Wales v Ireland, Six Nations Champiosnhip, March 21
O'Driscoll delighted by Grand Slam
March 21, 2009
The Ireland squad celebrate their Grand Slam success
Ireland ended a 61-year wait for a Grand Slam at the Millennium Stadium © Getty Images

Ireland captain Brian O'Driscoll could not hide his delight after his side claimed the Grand Slam with a 17-15 victory over Wales in their Six Nations clash in Cardiff.

O'Driscoll produced a man of the match performance including a crucial second half try to guide his side to only their second Championship clean sweep and their first in 61 years.

"It's a fantastic feeling and just reward for the hard work we've put in through a lot of years. We've had good times and not so good times, but this is a great time," he said. "We're just absolutely delighted that we've reached our goal. We wanted the big one and it's nice to say you're the one that has achieved the Grand Slam."

In a dramatic finale Wales fly-half Stephen Jones and his Irish counterpart Ronan O'Gara exchanged drop goals before Jones failed with one last long range penalty to win the game and spoil Ireland's party.

It sparked wild celebrations amid the green ranks inside the Millennium Stadium and desperate disappointment for the Welsh who were robbed of the title and finished fourth in the Championship table.

"We could have lost at the death so the shock factor set in for a few seconds and then over the next few minutes we enjoyed the elation with team-mates, ones you've put your body on the line for," added O'Driscoll. "That's the most important thing, to be able to look them in the face and know you've put your body on the line. That's pretty sweet."

O'Driscoll, who admitted he was praying Jones did not have the distance as the final kick was launched, revealed the threequarters had been motivated by a rousing speech from O'Gara on the morning of the match.

"Ronan speaks very passionately. He took the backs aside and had everybody's attention, 100% of everybody's concentration," he said. "Ronan has had some great highs but some lows too. He showed great strength of character to come back and knock that drop goal over. You wouldn't think he had a nerve in his body.

"We've never considered ourselves nearly men. The margins are so small. You need the occasional kick to drop two metres short and the odd refereeing decision. Overall we deserved it. Thankfully 10 years of luck came today. But we didn't panic when they knocked over that drop goal with four minutes to go. We were composed. For me scoring is an added bonus.
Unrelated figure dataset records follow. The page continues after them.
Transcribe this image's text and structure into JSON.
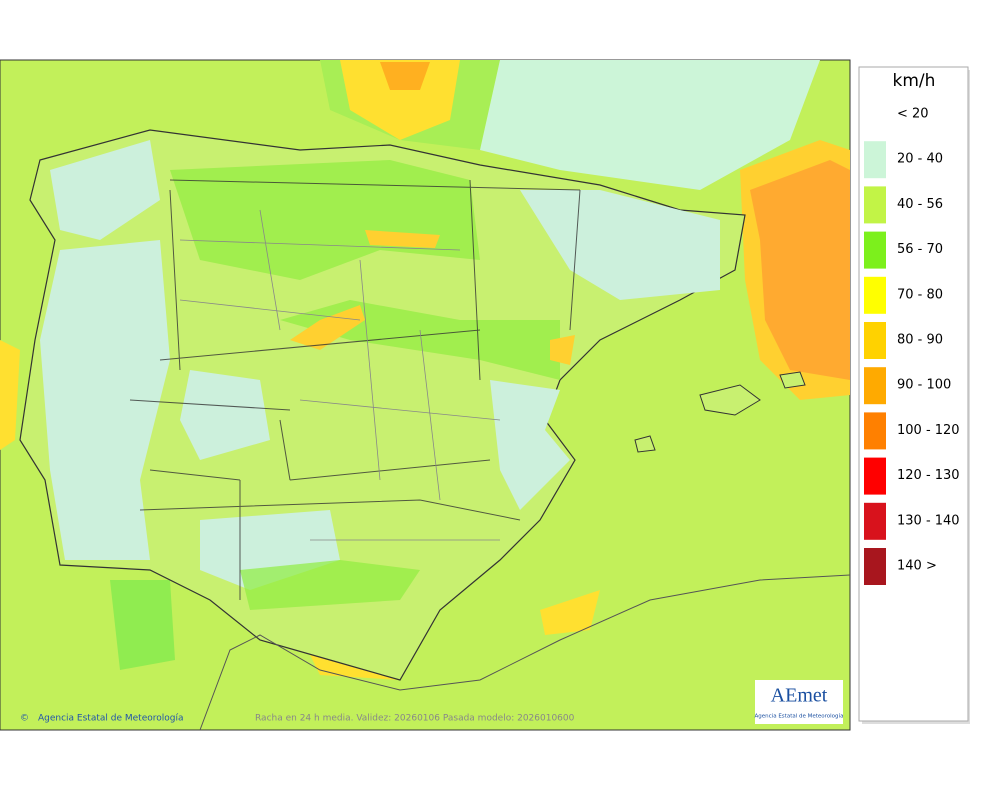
{
  "legend": {
    "unit": "km/h",
    "entries": [
      {
        "label": "< 20"
      },
      {
        "label": "20 - 40",
        "color": "#ccf5d8"
      },
      {
        "label": "40 - 56",
        "color": "#c2f446"
      },
      {
        "label": "56 - 70",
        "color": "#7cf01c"
      },
      {
        "label": "70 - 80",
        "color": "#ffff00"
      },
      {
        "label": "80 - 90",
        "color": "#ffd200"
      },
      {
        "label": "90 - 100",
        "color": "#ffaa00"
      },
      {
        "label": "100 - 120",
        "color": "#ff8000"
      },
      {
        "label": "120 - 130",
        "color": "#ff0000"
      },
      {
        "label": "130 - 140",
        "color": "#d8121c"
      },
      {
        "label": "140 >",
        "color": "#a8161e"
      }
    ]
  },
  "footer": {
    "copyright": "©",
    "agency": "Agencia Estatal de Meteorología",
    "caption": "Racha en 24 h media. Validez: 20260106 Pasada modelo: 2026010600"
  },
  "logo": {
    "name": "AEmet",
    "subtitle": "Agencia Estatal de Meteorología"
  }
}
I really couldn't care less who gets the tries."

Ireland coach Declan Kidney was almost overcome by the occasion after delivering the Grand Slam in his first season in charge. "It's fairly special. Boys did what they said they would do even though we could have got caught at the end. It's just brilliant, just unbelievable," he said.

"Unless you have a love for the game you don't win. They worked hard. They have been very honest and to be here myself is a privilege."
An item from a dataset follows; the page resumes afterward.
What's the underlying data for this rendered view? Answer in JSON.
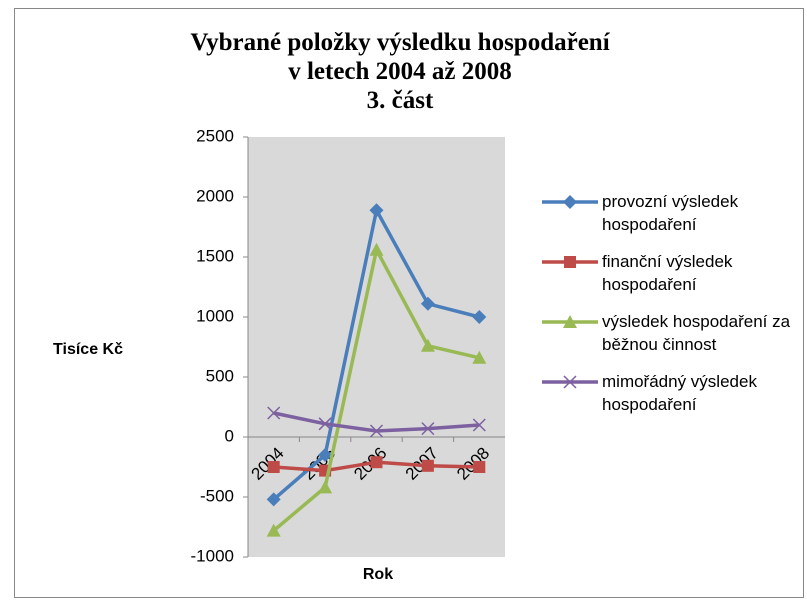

It was left to O'Driscoll to sum up Kidney's achievement. "He's put together a great team. He knows his strengths. It's no secret he's won a couple of European Cups and now a Grand Slam. He has an X-factor about him and you either have that or you don't."

Wales coach Warren Gatland declared Ireland worthy Grand Slam champions. "Ireland have won all their matches and learnt the way to win games. They pick and go a lot and kick intelligently. They kicked significantly more than we have today but have done it well.

"When they get opportunities they tend to take them and you must give them credit for doing that. They know how to grind out victory and grind out results. When they get in front they normally hang on and when they slip behind they know what to do. There's a lot of experience in that Ireland side and they were good enough to win the Grand Slam.

"You must be gracious in defeat and say well done to the Irish. It was a very tough Test match. I'm happy with the way we played in the first half when I felt we were pretty comfortable but those six minutes in the second half when they scored two tries put us under huge pressure. We showed great character to come back. We're disappointed but we have to get back on the horse. "We must put this disappointment behind us. We'll learn a lot from this."

Gatland admitted he had blundered in making a host of changes against Italy last weekend, a match Wales won 20-15. The outcome in Rome meant they headed into today's finale needing to win by a minimum of 13 points to retain their crown.

Instead the defeat meant they finished fourth in the championship table. The Kiwi said: "I'm capable of putting my hand up and saying the number of changes against Italy cost us in terms of points.

"This was a fantastic Test of high quality and drama and I believe the two best teams in this competition played today. I'm not concerned if we finished second or fourth because every competition you enter you want to win."

Skipper Ryan Jones had no complaints with namesake Stephen taking the last-gasp kick, even though Gavin Henson has greater range. "Steve wasn't a million miles away. He stepped up to the plate and said he fancied it. From the moment he struck it I thought it was going over.

"We were 80 seconds away from winning. The best two teams went at it today and there was a fine line between winning and losing. Ireland have shown composure and discipline and have ground out victories and that's the way you win the championship."

Ireland's Grand Slam heroes will be greeted by fans at a homecoming reception in Dublin tomorrow afternoon. The squad and management will head straight from Dublin Airport to the Mansion House on Dawson Street at 4.30pm where they will be presented to crowds on a specially-erected stage.